Today meth use and production is growing at an unacceptable level: the number of people entering drug treatment for meth addiction has increased almost sixfold in the last decade; Drug Enforcement Administration seizures of meth increased more than fivefold in that time frame; and more than 300,000 people began using meth last year, joining more than 11 million other Americans who have tried meth.
"Meth abuse is creating chaos in small town America. We are witnessing large-scale proliferation of small meth labs in homes, trailers, and garages where about $100 worth of materials from the local drug store can be cooked into about $1,000 worth of meth," said Biden. "These labs present an incredible danger to law enforcement who raid them, they are an environmental nightmare, and most importantly, they present an unbelievable hazard to kids."
Biden noted that between a third and a quarter of all of these drug labs are in homes with children.
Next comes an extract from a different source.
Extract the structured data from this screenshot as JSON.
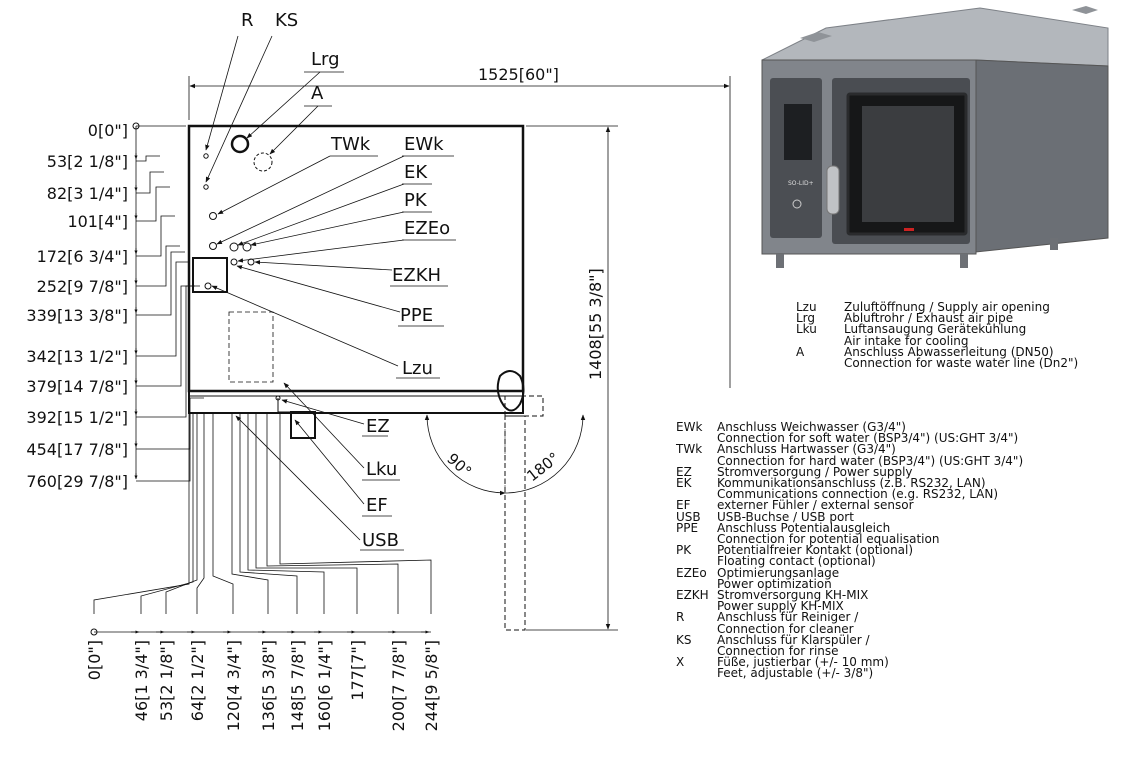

As many as 80% of the children found in these labs test positive for meth after living in the lab and breathing in the dangerous fumes produced in the process of cooking the drug.
"In many communities, meth is becoming a crisis - much more needs to be done, and fast. Therefore, we are forming this caucus to work together with a sense of urgency to enact legislation and bring attention to this growing drug problem," concluded Biden.
Other members of the Senate's Anti-Meth Caucus include Senator Kent Conrad (D-ND), Senator Chuck Grassley, (R-IA) Senator Dianne Feinstein (D-CA), and Senator Jim Talent (R-MO).